Most of the activities described at the schools Hilton attends seemingly serve no distinctive purpose, making them appear arbitrary and meant to inflict either psychological or physical pain. As Hilton has previously explained, she describes what happens to her as she remembers it. Therefore, it is possible that some of the events she describes have been filtered through her memories and are explained in a less than accurate way. It is also possible that the situations Hilton and the other students were put through were purely abusive. Rap is one of these activities. While a justification could be made that it can be helpful for troubled teens to see their behaviors through the eyes of others, the way the Raps are described by Hilton appear to have no merit. In addition, the activity in which a student has to keep their head on the ground while another purposely tries to lift their head with a towel appears to be a form of torture. Indeed, people are injured. Only one side of the story is given, so the reader cannot know what the intended purpose of these activities is, but if Hilton’s story is to be taken at face value or is even to be shown to be skewed a bit, the facilities she resided in were organizations steeped in abuse.

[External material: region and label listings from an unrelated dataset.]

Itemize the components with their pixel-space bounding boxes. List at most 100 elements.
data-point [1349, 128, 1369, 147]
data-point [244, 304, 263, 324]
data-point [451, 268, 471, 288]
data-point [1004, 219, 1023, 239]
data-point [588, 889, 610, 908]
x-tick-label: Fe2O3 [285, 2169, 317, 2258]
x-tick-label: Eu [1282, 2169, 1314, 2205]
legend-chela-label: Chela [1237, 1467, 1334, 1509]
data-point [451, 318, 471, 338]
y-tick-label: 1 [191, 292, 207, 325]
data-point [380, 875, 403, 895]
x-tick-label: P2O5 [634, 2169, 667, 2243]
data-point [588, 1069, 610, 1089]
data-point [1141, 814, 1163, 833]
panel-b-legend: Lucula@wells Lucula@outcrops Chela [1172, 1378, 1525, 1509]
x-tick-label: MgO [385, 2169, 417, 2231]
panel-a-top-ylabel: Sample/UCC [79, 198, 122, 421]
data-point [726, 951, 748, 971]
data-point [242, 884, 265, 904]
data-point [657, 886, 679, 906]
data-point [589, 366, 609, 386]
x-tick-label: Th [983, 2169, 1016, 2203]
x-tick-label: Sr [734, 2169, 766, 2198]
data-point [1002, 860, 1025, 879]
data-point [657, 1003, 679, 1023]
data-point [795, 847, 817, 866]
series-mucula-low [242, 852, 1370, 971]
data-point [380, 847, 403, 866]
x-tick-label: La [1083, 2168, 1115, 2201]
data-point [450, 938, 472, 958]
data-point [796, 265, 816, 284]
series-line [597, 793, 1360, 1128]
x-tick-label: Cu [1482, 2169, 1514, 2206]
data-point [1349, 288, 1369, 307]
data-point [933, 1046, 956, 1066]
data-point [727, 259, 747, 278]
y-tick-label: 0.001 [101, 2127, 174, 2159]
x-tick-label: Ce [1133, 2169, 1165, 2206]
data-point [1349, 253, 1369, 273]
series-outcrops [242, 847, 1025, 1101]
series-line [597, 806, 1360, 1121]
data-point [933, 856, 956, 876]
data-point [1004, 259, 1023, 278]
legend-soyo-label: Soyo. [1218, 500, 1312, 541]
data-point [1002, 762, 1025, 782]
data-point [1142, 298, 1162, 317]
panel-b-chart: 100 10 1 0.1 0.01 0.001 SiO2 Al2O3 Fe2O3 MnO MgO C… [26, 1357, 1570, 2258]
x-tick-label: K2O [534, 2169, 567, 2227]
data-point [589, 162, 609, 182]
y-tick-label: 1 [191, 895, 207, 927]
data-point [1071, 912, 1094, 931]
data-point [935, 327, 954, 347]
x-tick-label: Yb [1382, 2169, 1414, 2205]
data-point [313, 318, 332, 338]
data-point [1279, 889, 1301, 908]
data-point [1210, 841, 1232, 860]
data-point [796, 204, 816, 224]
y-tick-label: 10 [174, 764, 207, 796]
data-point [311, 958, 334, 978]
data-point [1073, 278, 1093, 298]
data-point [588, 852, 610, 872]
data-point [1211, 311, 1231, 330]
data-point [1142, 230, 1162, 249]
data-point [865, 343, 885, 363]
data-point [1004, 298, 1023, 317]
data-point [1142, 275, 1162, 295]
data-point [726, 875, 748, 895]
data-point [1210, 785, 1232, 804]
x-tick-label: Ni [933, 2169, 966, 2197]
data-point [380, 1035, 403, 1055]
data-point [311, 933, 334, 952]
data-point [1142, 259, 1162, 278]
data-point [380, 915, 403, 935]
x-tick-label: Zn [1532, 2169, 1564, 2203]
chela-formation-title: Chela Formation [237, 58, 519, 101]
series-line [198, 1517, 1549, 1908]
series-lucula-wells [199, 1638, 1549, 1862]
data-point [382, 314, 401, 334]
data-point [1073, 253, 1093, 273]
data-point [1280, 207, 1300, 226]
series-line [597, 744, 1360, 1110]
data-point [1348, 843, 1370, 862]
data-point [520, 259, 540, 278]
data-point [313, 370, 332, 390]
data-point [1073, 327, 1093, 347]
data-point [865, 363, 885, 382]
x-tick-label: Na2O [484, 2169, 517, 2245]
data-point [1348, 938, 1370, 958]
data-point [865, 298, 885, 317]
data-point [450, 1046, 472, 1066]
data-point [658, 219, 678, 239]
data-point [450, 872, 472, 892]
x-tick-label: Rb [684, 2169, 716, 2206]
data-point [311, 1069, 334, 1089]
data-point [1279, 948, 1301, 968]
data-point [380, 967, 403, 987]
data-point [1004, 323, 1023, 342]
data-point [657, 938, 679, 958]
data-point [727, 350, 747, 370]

As Hilton tells her story of attempted escape, beating, and choking, and then of the sex offender who would repeatedly go to the school, she stops her narrative of the past and starts to write about events from her life in the future—events that are calming to her and that she enjoys. This demonstrates two key points about Hilton’s mental processes. First, it demonstrates how her mind works in a stream-of-consciousness style and how she will frequently move from one idea or thought to the next, thematically supporting The Blessings and Hardships of ADHD. Second, it shows one of her primary coping mechanisms. While locked away, she would escape in her mind to, at least psychologically, leave the terrors of her present moment. Now, while she is writing her memoir, she is physically safe, but the memories still pose psychological dangers, and she retreats from them in her mind. When she is locked up, she escapes to an imaginary future. While she tells her story, she mentally goes back to pleasant times in her younger years after she is released from the schools.

Hilton remains committed, throughout the novel, to not deny when she has done wrong because she believes in Taking Responsibility for One’s Actions. It will later be explained that Elliot Mintz told her that this was the best way to handle anything when the press finds out she made a mistake. She did this in earlier sections of her memoir when she took responsibility for the heartache that her behavior as a young teen caused her parents. Here, she takes responsibility for the things that she said in Rap and the things that she said while drunk in the years after she leaves the schools. She acknowledges that outside factors played a part in what she said. Rap was an intense environment, and she says it damaged her filter. Still, she apologizes for her words, and as such, her memoir helps her to take ownership over past and present behavior rather than trying to explain it away. This will continue to be a prominent theme in later chapters.